Like many other folks out there who are discovering the power of data compute grids, we recently transitioned a part of our traditional database based ETL system to Hadoop based processing system. Being in the digital advertising field, we get a whole lot of impression data both from our tracking systems and external. Our existing ETL system is mainly comprised of four components: cleansing, standardization, dimensioning, aggregation.
The cleansing and standardization components that involve a whole lot of text parsing and mapping take the major brunt as they deal with the raw volume of incoming data. As part of the transition we moved these two components to the new system. We have a dedicated product support team that handles most of the daily user data queries. Issues like missing/incorrect data, re-running jobs due to changed dimensions or external data outages, configuring and testing new data fields/sources, generating ad-hoc reports, configuring new clients etc. These folks have a thorough domain knowledge and are well versed with this data. They also fully understand the current ETL data flow and the various business rules thats gets applied as part of the data processing. Technology wise they are comfortable with databases, SQL, basic scripting, Excel and are usually enthusiastic about learning new technologies as need be.

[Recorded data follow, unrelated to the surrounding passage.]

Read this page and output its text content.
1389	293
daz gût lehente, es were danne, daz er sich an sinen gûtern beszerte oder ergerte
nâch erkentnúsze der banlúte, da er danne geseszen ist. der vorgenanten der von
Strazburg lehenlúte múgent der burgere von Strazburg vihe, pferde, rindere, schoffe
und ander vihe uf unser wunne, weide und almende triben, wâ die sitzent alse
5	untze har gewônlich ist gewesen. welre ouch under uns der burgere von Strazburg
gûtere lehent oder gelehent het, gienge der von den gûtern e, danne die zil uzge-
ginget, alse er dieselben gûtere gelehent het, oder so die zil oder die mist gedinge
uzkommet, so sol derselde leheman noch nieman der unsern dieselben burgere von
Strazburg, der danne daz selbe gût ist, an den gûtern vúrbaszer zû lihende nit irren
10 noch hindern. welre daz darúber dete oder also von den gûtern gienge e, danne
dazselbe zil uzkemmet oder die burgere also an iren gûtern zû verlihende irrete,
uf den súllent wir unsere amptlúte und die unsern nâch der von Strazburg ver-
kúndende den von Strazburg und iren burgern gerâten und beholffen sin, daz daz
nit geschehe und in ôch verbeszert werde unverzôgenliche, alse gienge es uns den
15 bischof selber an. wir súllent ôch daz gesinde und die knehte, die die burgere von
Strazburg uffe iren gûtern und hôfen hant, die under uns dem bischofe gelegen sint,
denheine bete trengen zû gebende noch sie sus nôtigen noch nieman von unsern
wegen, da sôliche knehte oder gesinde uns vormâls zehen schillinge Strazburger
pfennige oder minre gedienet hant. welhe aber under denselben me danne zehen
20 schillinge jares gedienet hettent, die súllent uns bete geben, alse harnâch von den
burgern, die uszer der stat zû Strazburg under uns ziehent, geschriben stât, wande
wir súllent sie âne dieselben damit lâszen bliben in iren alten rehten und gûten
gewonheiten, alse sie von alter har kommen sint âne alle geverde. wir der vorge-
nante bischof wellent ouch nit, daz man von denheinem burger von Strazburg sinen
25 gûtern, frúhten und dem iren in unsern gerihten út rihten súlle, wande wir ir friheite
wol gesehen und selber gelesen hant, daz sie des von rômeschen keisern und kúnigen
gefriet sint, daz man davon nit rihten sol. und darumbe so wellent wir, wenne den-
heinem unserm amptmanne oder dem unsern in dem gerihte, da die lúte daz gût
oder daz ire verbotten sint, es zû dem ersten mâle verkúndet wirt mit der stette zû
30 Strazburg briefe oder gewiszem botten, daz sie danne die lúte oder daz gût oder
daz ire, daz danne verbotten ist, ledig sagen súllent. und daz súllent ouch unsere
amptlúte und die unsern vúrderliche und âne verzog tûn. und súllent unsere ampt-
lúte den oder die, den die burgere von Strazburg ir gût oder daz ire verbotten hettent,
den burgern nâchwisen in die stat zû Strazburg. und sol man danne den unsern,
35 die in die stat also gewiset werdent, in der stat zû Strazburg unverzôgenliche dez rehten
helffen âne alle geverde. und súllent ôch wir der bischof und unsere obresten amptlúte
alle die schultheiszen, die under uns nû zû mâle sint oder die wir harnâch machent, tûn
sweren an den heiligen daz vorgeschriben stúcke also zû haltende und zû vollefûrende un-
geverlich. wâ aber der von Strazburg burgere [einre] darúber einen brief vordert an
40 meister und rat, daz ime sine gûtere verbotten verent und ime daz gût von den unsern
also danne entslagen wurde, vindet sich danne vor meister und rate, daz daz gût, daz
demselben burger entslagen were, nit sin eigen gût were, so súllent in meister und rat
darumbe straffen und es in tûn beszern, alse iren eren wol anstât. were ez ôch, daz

To be able to perform the above mentioned issues, they essentially need a way to slice and dice raw/stage level data and with the data residing in HDFS this becomes an issue. We have been brainstorming ways on how to expose the new system to support folks and below are some options.

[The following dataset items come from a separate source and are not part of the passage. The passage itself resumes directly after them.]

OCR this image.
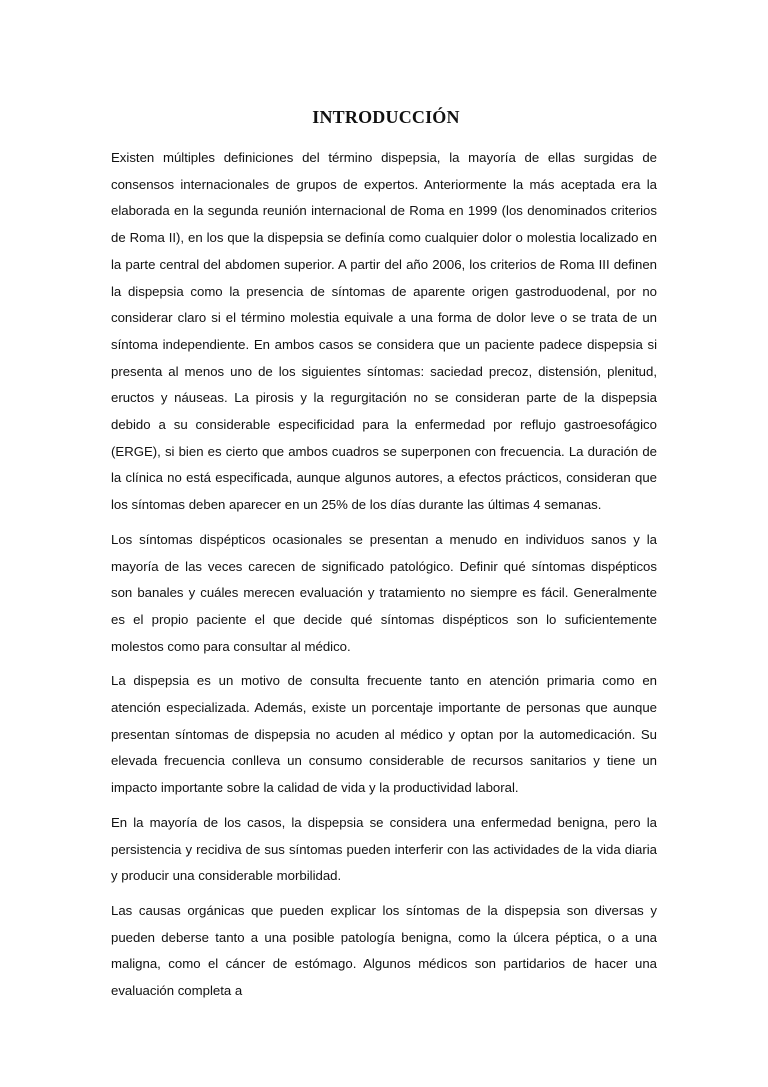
INTRODUCCIÓN

Existen múltiples definiciones del término dispepsia, la mayoría de ellas surgidas de consensos internacionales de grupos de expertos. Anteriormente la más aceptada era la elaborada en la segunda reunión internacional de Roma en 1999 (los denominados criterios de Roma II), en los que la dispepsia se definía como cualquier dolor o molestia localizado en la parte central del abdomen superior. A partir del año 2006, los criterios de Roma III definen la dispepsia como la presencia de síntomas de aparente origen gastroduodenal, por no considerar claro si el término molestia equivale a una forma de dolor leve o se trata de un síntoma independiente. En ambos casos se considera que un paciente padece dispepsia si presenta al menos uno de los siguientes síntomas: saciedad precoz, distensión, plenitud, eructos y náuseas. La pirosis y la regurgitación no se consideran parte de la dispepsia debido a su considerable especificidad para la enfermedad por reflujo gastroesofágico (ERGE), si bien es cierto que ambos cuadros se superponen con frecuencia. La duración de la clínica no está especificada, aunque algunos autores, a efectos prácticos, consideran que los síntomas deben aparecer en un 25% de los días durante las últimas 4 semanas.

Los síntomas dispépticos ocasionales se presentan a menudo en individuos sanos y la mayoría de las veces carecen de significado patológico. Definir qué síntomas dispépticos son banales y cuáles merecen evaluación y tratamiento no siempre es fácil. Generalmente es el propio paciente el que decide qué síntomas dispépticos son lo suficientemente molestos como para consultar al médico.

La dispepsia es un motivo de consulta frecuente tanto en atención primaria como en atención especializada. Además, existe un porcentaje importante de personas que aunque presentan síntomas de dispepsia no acuden al médico y optan por la automedicación. Su elevada frecuencia conlleva un consumo considerable de recursos sanitarios y tiene un impacto importante sobre la calidad de vida y la productividad laboral.

En la mayoría de los casos, la dispepsia se considera una enfermedad benigna, pero la persistencia y recidiva de sus síntomas pueden interferir con las actividades de la vida diaria y producir una considerable morbilidad.

Las causas orgánicas que pueden explicar los síntomas de la dispepsia son diversas y pueden deberse tanto a una posible patología benigna, como la úlcera péptica, o a una maligna, como el cáncer de estómago. Algunos médicos son partidarios de hacer una evaluación completa a
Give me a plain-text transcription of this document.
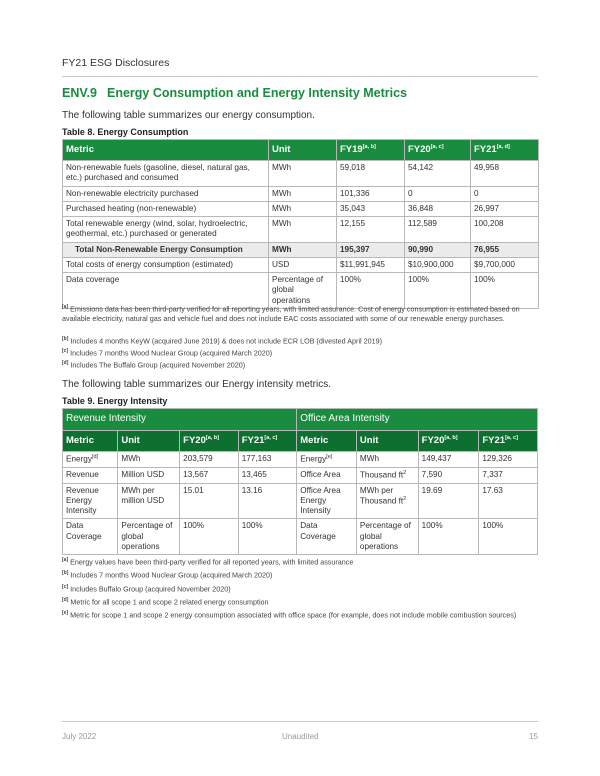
FY21 ESG Disclosures
ENV.9 Energy Consumption and Energy Intensity Metrics
The following table summarizes our energy consumption.
Table 8. Energy Consumption
Metric	Unit	FY19[a, b]	FY20[a, c]	FY21[a, d]
Non-renewable fuels (gasoline, diesel, natural gas, etc.) purchased and consumed	MWh	59,018	54,142	49,958
Non-renewable electricity purchased	MWh	101,336	0	0
Purchased heating (non-renewable)	MWh	35,043	36,848	26,997
Total renewable energy (wind, solar, hydroelectric, geothermal, etc.) purchased or generated	MWh	12,155	112,589	100,208
Total Non-Renewable Energy Consumption	MWh	195,397	90,990	76,955
Total costs of energy consumption (estimated)	USD	$11,991,945	$10,900,000	$9,700,000
Data coverage	Percentage of global operations	100%	100%	100%
[a] Emissions data has been third-party verified for all reporting years, with limited assurance. Cost of energy consumption is estimated based on available electricity, natural gas and vehicle fuel and does not include EAC costs associated with some of our renewable energy purchases.
[b] Includes 4 months KeyW (acquired June 2019) & does not include ECR LOB (divested April 2019)
[c] Includes 7 months Wood Nuclear Group (acquired March 2020)
[d] Includes The Buffalo Group (acquired November 2020)
The following table summarizes our Energy intensity metrics.
Table 9. Energy Intensity
Revenue Intensity				Office Area Intensity			
Metric	Unit	FY20[a, b]	FY21[a, c]	Metric	Unit	FY20[a, b]	FY21[a, c]
Energy[d]	MWh	203,579	177,163	Energy[e]	MWh	149,437	129,326
Revenue	Million USD	13,567	13,465	Office Area	Thousand $ft^2$	7,590	7,337
Revenue Energy Intensity	MWh per million USD	15.01	13.16	Office Area Energy Intensity	MWh per Thousand $ft^2$	19.69	17.63
Data Coverage	Percentage of global operations	100%	100%	Data Coverage	Percentage of global operations	100%	100%
[a] Energy values have been third-party verified for all reported years, with limited assurance
[b] Includes 7 months Wood Nuclear Group (acquired March 2020)
[c] Includes Buffalo Group (acquired November 2020)
[d] Metric for all scope 1 and scope 2 related energy consumption
[e] Metric for scope 1 and scope 2 energy consumption associated with office space (for example, does not include mobile combustion sources)
July 2022	Unaudited	15
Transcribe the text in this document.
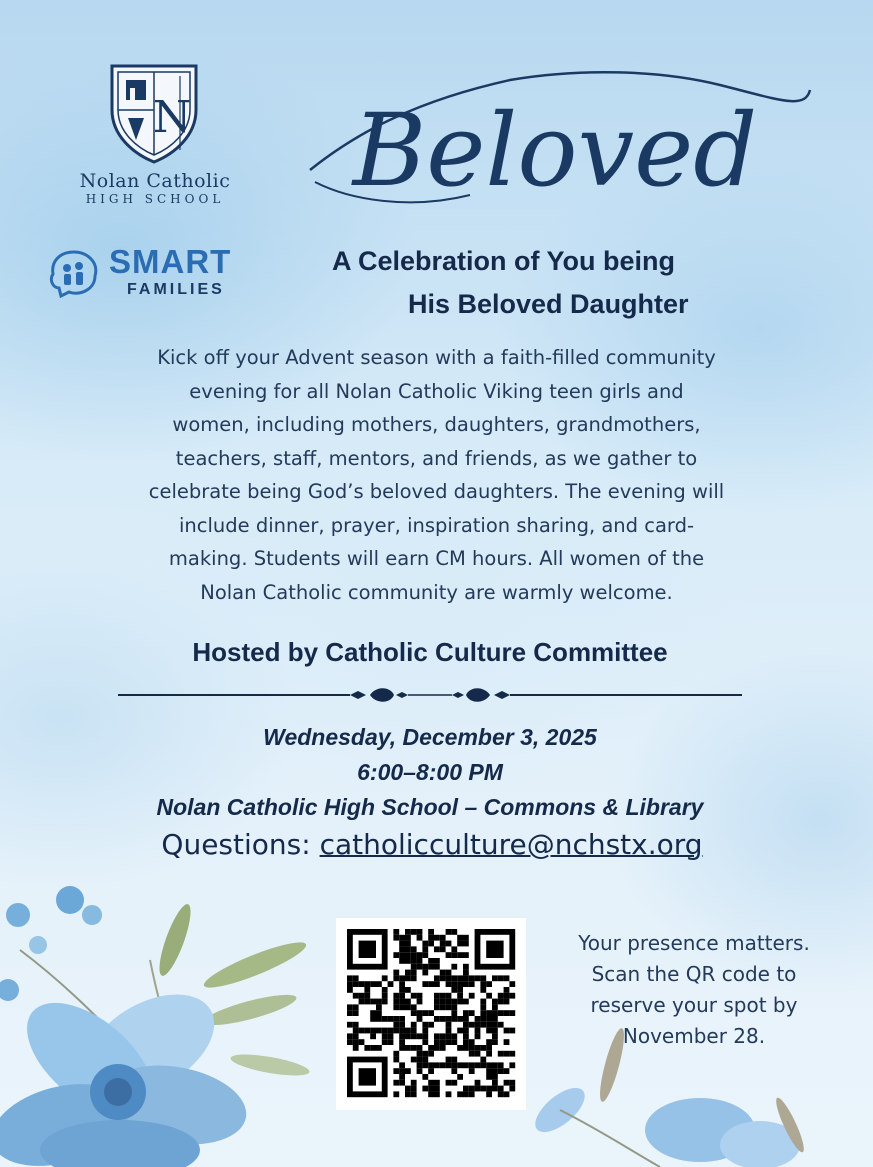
N
Nolan Catholic
HIGH SCHOOL	Beloved
SMART
FAMILIES
A Celebration of You being
His Beloved Daughter
Kick off your Advent season with a faith-filled community
evening for all Nolan Catholic Viking teen girls and
women, including mothers, daughters, grandmothers,
teachers, staff, mentors, and friends, as we gather to
celebrate being God’s beloved daughters. The evening will
include dinner, prayer, inspiration sharing, and card-
making. Students will earn CM hours. All women of the
Nolan Catholic community are warmly welcome.
Hosted by Catholic Culture Committee
Wednesday, December 3, 2025
6:00–8:00 PM
Nolan Catholic High School – Commons & Library
Questions: catholicculture@nchstx.org
Your presence matters.
Scan the QR code to
reserve your spot by
November 28.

Apache Hive: Facebook was the first company to encounter this problem wherein they transitioned their analysts folks from a RDBMS based warehouse to a more scalable hadoop system. They developed Hive which is essentially a data warehouse system for Hadoop that facilitates easy data summarization, ad-hoc queries, and the analysis of large datasets stored in Hadoop compatible file systems. Hive provides a mechanism to project structure onto this data and query the data using a SQL-like language called HiveQL. HiveQL is very similar to SQL although it does not support the full SQL-92 specification. As per my reading it more closely resembles MySql's SQL dialect and that makes sense because Facebook is a mysql shop and a similarity would make the transition easy for its folks. This option stands top in our list of possibilities given its similarity to SQL.

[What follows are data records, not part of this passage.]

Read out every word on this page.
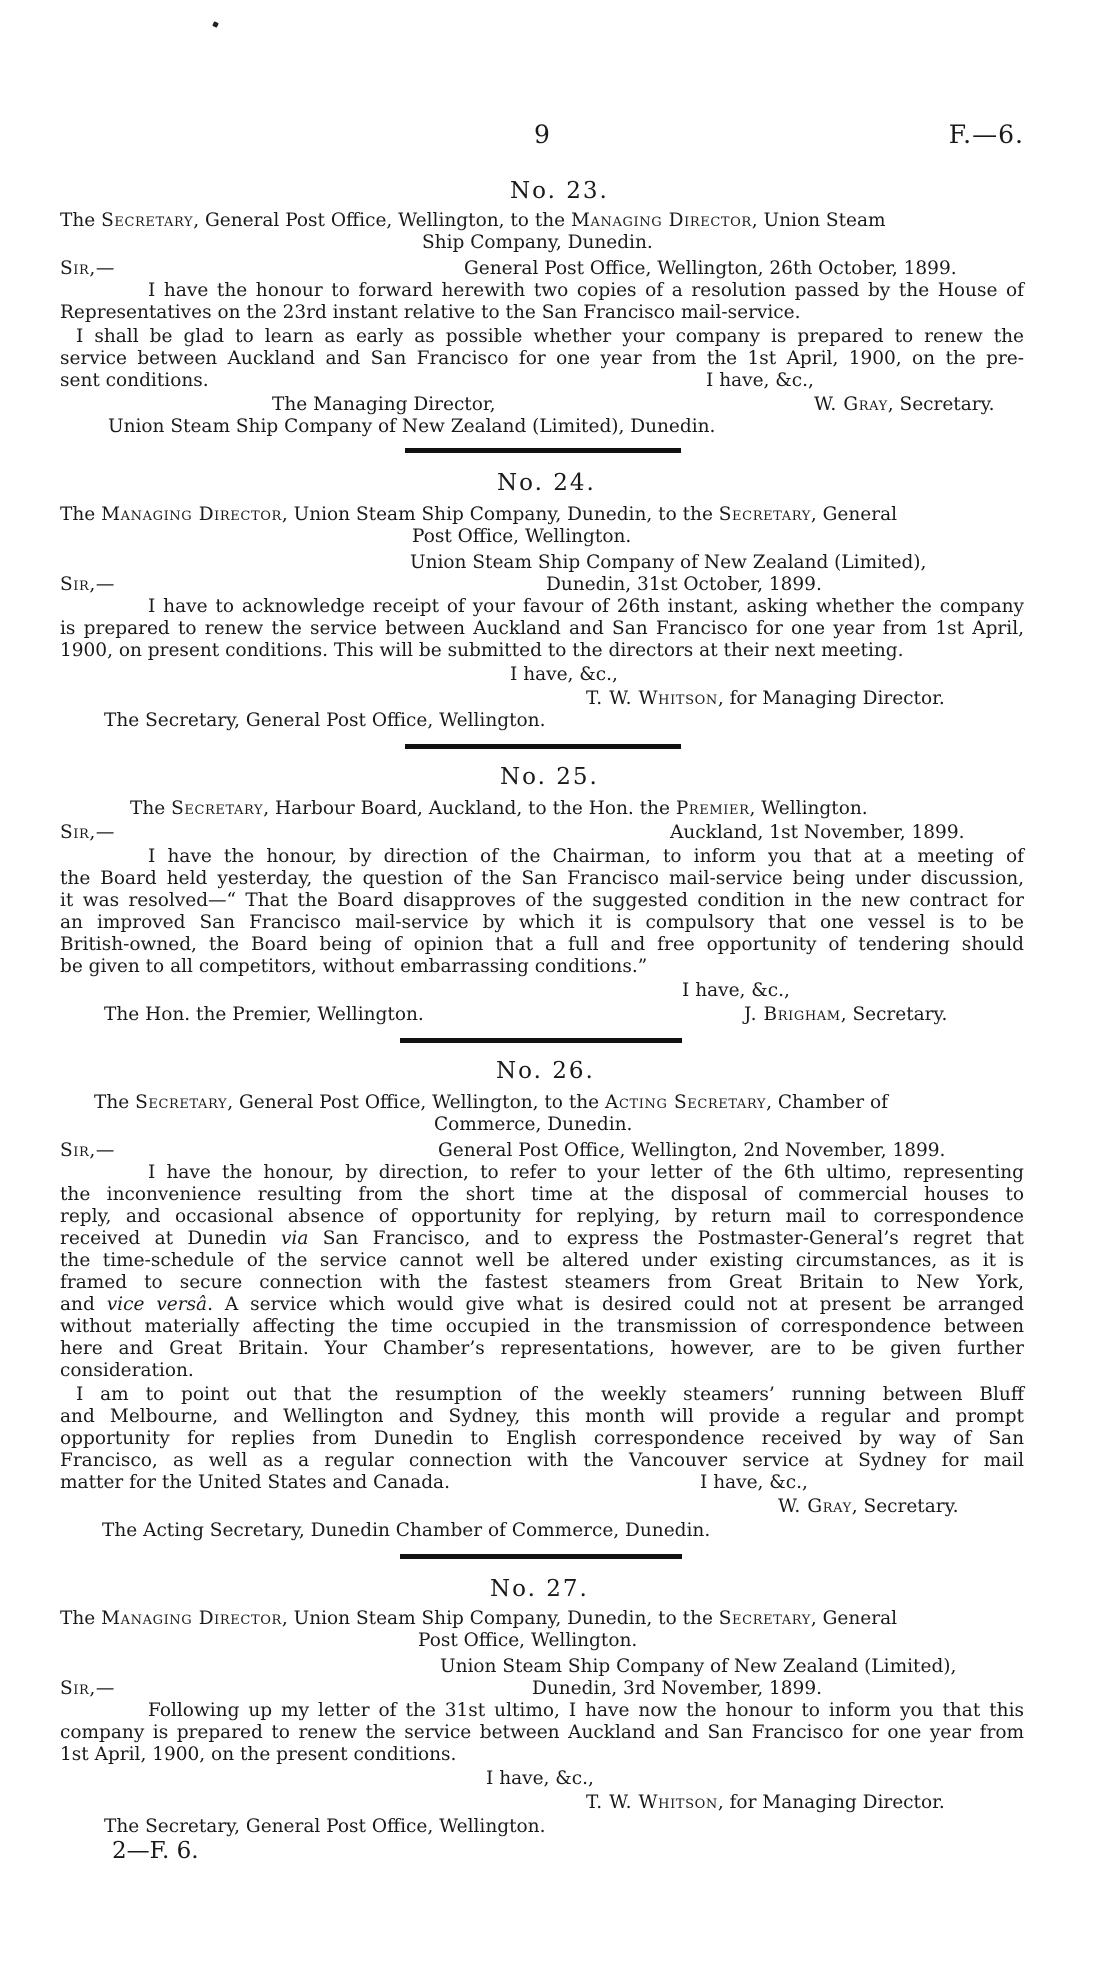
9	F.—6.
No. 23.
The Secretary, General Post Office, Wellington, to the Managing Director, Union Steam
Ship Company, Dunedin.
Sir,—	General Post Office, Wellington, 26th October, 1899.
I have the honour to forward herewith two copies of a resolution passed by the House of
Representatives on the 23rd instant relative to the San Francisco mail-service.
I shall be glad to learn as early as possible whether your company is prepared to renew the
service between Auckland and San Francisco for one year from the 1st April, 1900, on the pre-
sent conditions.	I have, &c.,
The Managing Director,	W. Gray, Secretary.
Union Steam Ship Company of New Zealand (Limited), Dunedin.
No. 24.
The Managing Director, Union Steam Ship Company, Dunedin, to the Secretary, General
Post Office, Wellington.
Union Steam Ship Company of New Zealand (Limited),
Sir,—	Dunedin, 31st October, 1899.
I have to acknowledge receipt of your favour of 26th instant, asking whether the company
is prepared to renew the service between Auckland and San Francisco for one year from 1st April,
1900, on present conditions. This will be submitted to the directors at their next meeting.
I have, &c.,
T. W. Whitson, for Managing Director.
The Secretary, General Post Office, Wellington.
No. 25.
The Secretary, Harbour Board, Auckland, to the Hon. the Premier, Wellington.
Sir,—	Auckland, 1st November, 1899.
I have the honour, by direction of the Chairman, to inform you that at a meeting of
the Board held yesterday, the question of the San Francisco mail-service being under discussion,
it was resolved—“ That the Board disapproves of the suggested condition in the new contract for
an improved San Francisco mail-service by which it is compulsory that one vessel is to be
British-owned, the Board being of opinion that a full and free opportunity of tendering should
be given to all competitors, without embarrassing conditions.”
I have, &c.,
The Hon. the Premier, Wellington.	J. Brigham, Secretary.
No. 26.
The Secretary, General Post Office, Wellington, to the Acting Secretary, Chamber of
Commerce, Dunedin.
Sir,—	General Post Office, Wellington, 2nd November, 1899.
I have the honour, by direction, to refer to your letter of the 6th ultimo, representing
the inconvenience resulting from the short time at the disposal of commercial houses to
reply, and occasional absence of opportunity for replying, by return mail to correspondence
received at Dunedin via San Francisco, and to express the Postmaster-General’s regret that
the time-schedule of the service cannot well be altered under existing circumstances, as it is
framed to secure connection with the fastest steamers from Great Britain to New York,
and vice versâ. A service which would give what is desired could not at present be arranged
without materially affecting the time occupied in the transmission of correspondence between
here and Great Britain. Your Chamber’s representations, however, are to be given further
consideration.
I am to point out that the resumption of the weekly steamers’ running between Bluff
and Melbourne, and Wellington and Sydney, this month will provide a regular and prompt
opportunity for replies from Dunedin to English correspondence received by way of San
Francisco, as well as a regular connection with the Vancouver service at Sydney for mail
matter for the United States and Canada.	I have, &c.,
W. Gray, Secretary.
The Acting Secretary, Dunedin Chamber of Commerce, Dunedin.
No. 27.
The Managing Director, Union Steam Ship Company, Dunedin, to the Secretary, General
Post Office, Wellington.
Union Steam Ship Company of New Zealand (Limited),
Sir,—	Dunedin, 3rd November, 1899.
Following up my letter of the 31st ultimo, I have now the honour to inform you that this
company is prepared to renew the service between Auckland and San Francisco for one year from
1st April, 1900, on the present conditions.
I have, &c.,
T. W. Whitson, for Managing Director.
The Secretary, General Post Office, Wellington.
2—F. 6.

Apache Pig: Apache Pig is also a higher level abstraction for map/reduce. Pig uses Pig Latin language to express data flows. Although this is a powerful tool, it would require the support folks to learn a entirely new language.
Commercial tools like Datameer, IBM Big Sheets: It is a well know fact that Microsoft Excel is most versatile analytic tool. Analysts love the ease of use and the tools it provides to slice and dice/graph datasets. Imagine an Excel like tool with the power of Hadoop. Its essentially what these commercial tools are. We recently received a great demo from the Datameer folks and were impressed by its ease of use and especially its pluggable architecture. Easy and familiar spreadsheet-like interface for business users with complete set of data integration, transformation/analytic and visualization tools. It also has a neat scheduler for cron based job scheduling. This option is also a strong contender in our option set given its ease of use and spreadsheet like usability and feel.
We haven't decided on an option yet. The next couple of weeks will involve closely working with support folks to evaluate these options and ensuring a smooth transition.